De nombreuses personnes qui gagnent au-dessus du salaire médian sont en réalité comme eux ils le disent si bien la moitié la plus riche. De nombreuses professions le sont : les infirmières libérales ou à l’hôpital, les cadres, les ouvriers spécialisés, etc. Et si on s’attaquait à leurs différents ce que la caste bourgeoise parle de “privilèges” alors il y aurait beaucoup de choses à dire et à redire. Ainsi, il faudrait supprimer la prime Ségur, supprimer les RTT pour les cadres, etc. Bref, trop de choses à dire et à redire, car nous sommes toujours le privilégié de quelqu’un d’autres. Mais le jour où le gouvernement préféra détruire cet acquis et que vous seriez seul, il ne faudra pas se plaindre.

Ainsi, dans une société démocratique : les personnes usant de leur droit constitutionnel à savoir la grève sont incendiées, insultées et lynchées. Au travers de cela, si les antirépublicains commence à vouloir imposer leurs règles en-dehors de tout cadre légal alors la constitution n’a plus de valeur. Or, c’est justement l’idée qui sublime les réactionnaires : combattre la constitution, combattre les droits des travailleurs et aboutir un règne où l’ordre politique unique règne. En résumé : il s’agit d’un régime autoritaire comme nombre de pays qui ouvre le chemin à une dictature fasciste. D’ailleurs, n’est-ce pas le “parti présidentialiste” qui a voté pour deux vice-présidents lepéniste à l’Assemblée nationale ? La convergence idéologique d’une frange de la population avec le “fascisme” en dit long.
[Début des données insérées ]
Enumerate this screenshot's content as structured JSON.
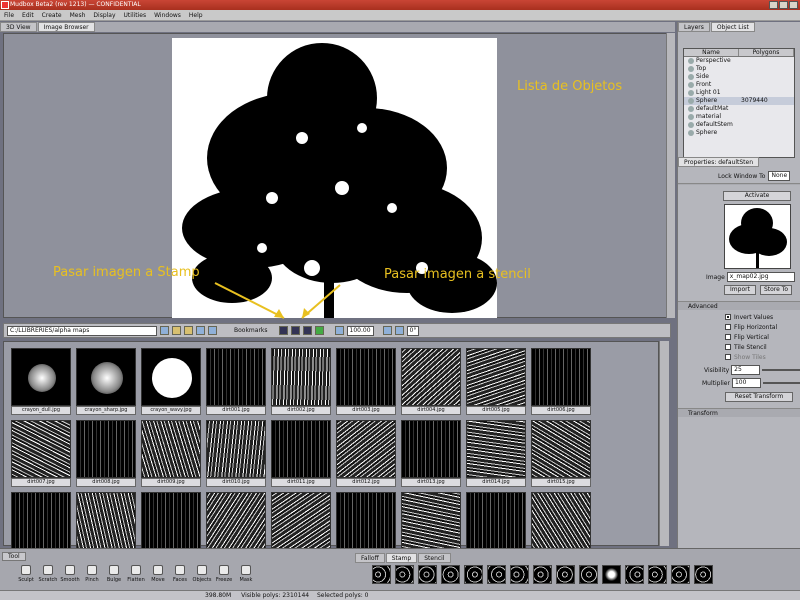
{
  "window": {
    "title": "Mudbox Beta2 (rev 1213) — CONFIDENTIAL"
  },
  "menu": [
    "File",
    "Edit",
    "Create",
    "Mesh",
    "Display",
    "Utilities",
    "Windows",
    "Help"
  ],
  "view_tabs": [
    "3D View",
    "Image Browser"
  ],
  "annotations": {
    "object_list": "Lista de Objetos",
    "stamp": "Pasar imagen a Stamp",
    "stencil": "Pasar imagen a stencil"
  },
  "browser_toolbar": {
    "path": "C:/LLIBRERIES/alpha maps",
    "bookmarks_label": "Bookmarks",
    "zoom": "100.00",
    "rotation": "0°"
  },
  "thumbnails": [
    "crayon_dull.jpg",
    "crayon_sharp.jpg",
    "crayon_wavy.jpg",
    "dirt001.jpg",
    "dirt002.jpg",
    "dirt003.jpg",
    "dirt004.jpg",
    "dirt005.jpg",
    "dirt006.jpg",
    "dirt007.jpg",
    "dirt008.jpg",
    "dirt009.jpg",
    "dirt010.jpg",
    "dirt011.jpg",
    "dirt012.jpg",
    "dirt013.jpg",
    "dirt014.jpg",
    "dirt015.jpg",
    "",
    "",
    "",
    "",
    "",
    "",
    "",
    "",
    ""
  ],
  "right_panel": {
    "tabs": [
      "Layers",
      "Object List"
    ],
    "columns": [
      "Name",
      "Polygons"
    ],
    "objects": [
      {
        "name": "Perspective",
        "polys": ""
      },
      {
        "name": "Top",
        "polys": ""
      },
      {
        "name": "Side",
        "polys": ""
      },
      {
        "name": "Front",
        "polys": ""
      },
      {
        "name": "Light 01",
        "polys": ""
      },
      {
        "name": "Sphere",
        "polys": "3079440"
      },
      {
        "name": "defaultMat",
        "polys": ""
      },
      {
        "name": "material",
        "polys": ""
      },
      {
        "name": "defaultStem",
        "polys": ""
      },
      {
        "name": "Sphere",
        "polys": ""
      }
    ],
    "properties_tab": "Properties: defaultSten",
    "lock_label": "Lock Window To",
    "lock_value": "None",
    "activate": "Activate",
    "image_label": "Image",
    "image_value": "x_map02.jpg",
    "import": "Import",
    "store_to": "Store To",
    "advanced": "Advanced",
    "checkboxes": [
      {
        "label": "Invert Values",
        "checked": true
      },
      {
        "label": "Flip Horizontal",
        "checked": false
      },
      {
        "label": "Flip Vertical",
        "checked": false
      },
      {
        "label": "Tile Stencil",
        "checked": false
      },
      {
        "label": "Show Tiles",
        "checked": false
      }
    ],
    "visibility_label": "Visibility",
    "visibility_value": "25",
    "multiplier_label": "Multiplier",
    "multiplier_value": "100",
    "reset_transform": "Reset Transform",
    "transform": "Transform"
  },
  "tool_panel": {
    "title": "Tool",
    "tools": [
      "Sculpt",
      "Scratch",
      "Smooth",
      "Pinch",
      "Bulge",
      "Flatten",
      "Move",
      "Faces",
      "Objects",
      "Freeze",
      "Mask"
    ]
  },
  "stamp_tabs": [
    "Falloff",
    "Stamp",
    "Stencil"
  ],
  "status": {
    "memory": "398.80M",
    "visible_polys": "Visible polys: 2310144",
    "selected_polys": "Selected polys: 0"
  }
}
Plantu comparant les autonomistes à Daesh

Dès lors, l’illustration d’un vieux dessin de Loi El-Khomri (ci-contre) considérait les autonomistes comme des terroristes de Daesh ne sachant pas lire, analyser et décrypter. À partir de ce stade de mauvaise foi, Plantu reprend en douce les rhétoriques antisémites comme je viens le citer. Cela paraît conscient que nombreux sont les commentateurs de basse-cour à reprendre. Mais l’analogie tend manifestement à soutenir que les luttes sociales sont islamistes. Ainsi, l’ordre qui doit régner selon le dessinateur à savoir les patrons et l’Église.

Il se traduit manifestement dans l’air du temps une manière de soutenir que le syndicalisme s’avère être du terrorisme afin de renverser la République et sa Constitution. Quand les grévistes sont insultés, c’est la République qu’on assassine. Et justement, de Macron à Zemmour, la République est un vecteur de gouvernance pour mieux la détruire.

Faut-il élargir la grève ?

Concrètement, il semble constant d’élargir une vision face à la hausse du coût de la vie et d’une inflation agressive. Or, les syndicats “jaunes”, c’est-à-dire les syndicats compatibles avec le “séparatisme” que nous venons de décrire ci-dessus. Au travers de cela, le mouvement social connaît un démarrage en trombe, et je pense qu’à titre indicatif : je suis favorable à un élargissement de la grève dans tous les secteurs afin de montrer que les “feignasses”, dont les commentateurs à la radio comme à la télévision parlent tout le temps s’avèrent être la pierre angulaire qui fait tourner ce pays. Je crois que nous aurons uniquement des hausses des droits sans un mouvement social fort et offensif loin des séparatistes au pouvoir et de leurs collègues dans les hémicycles.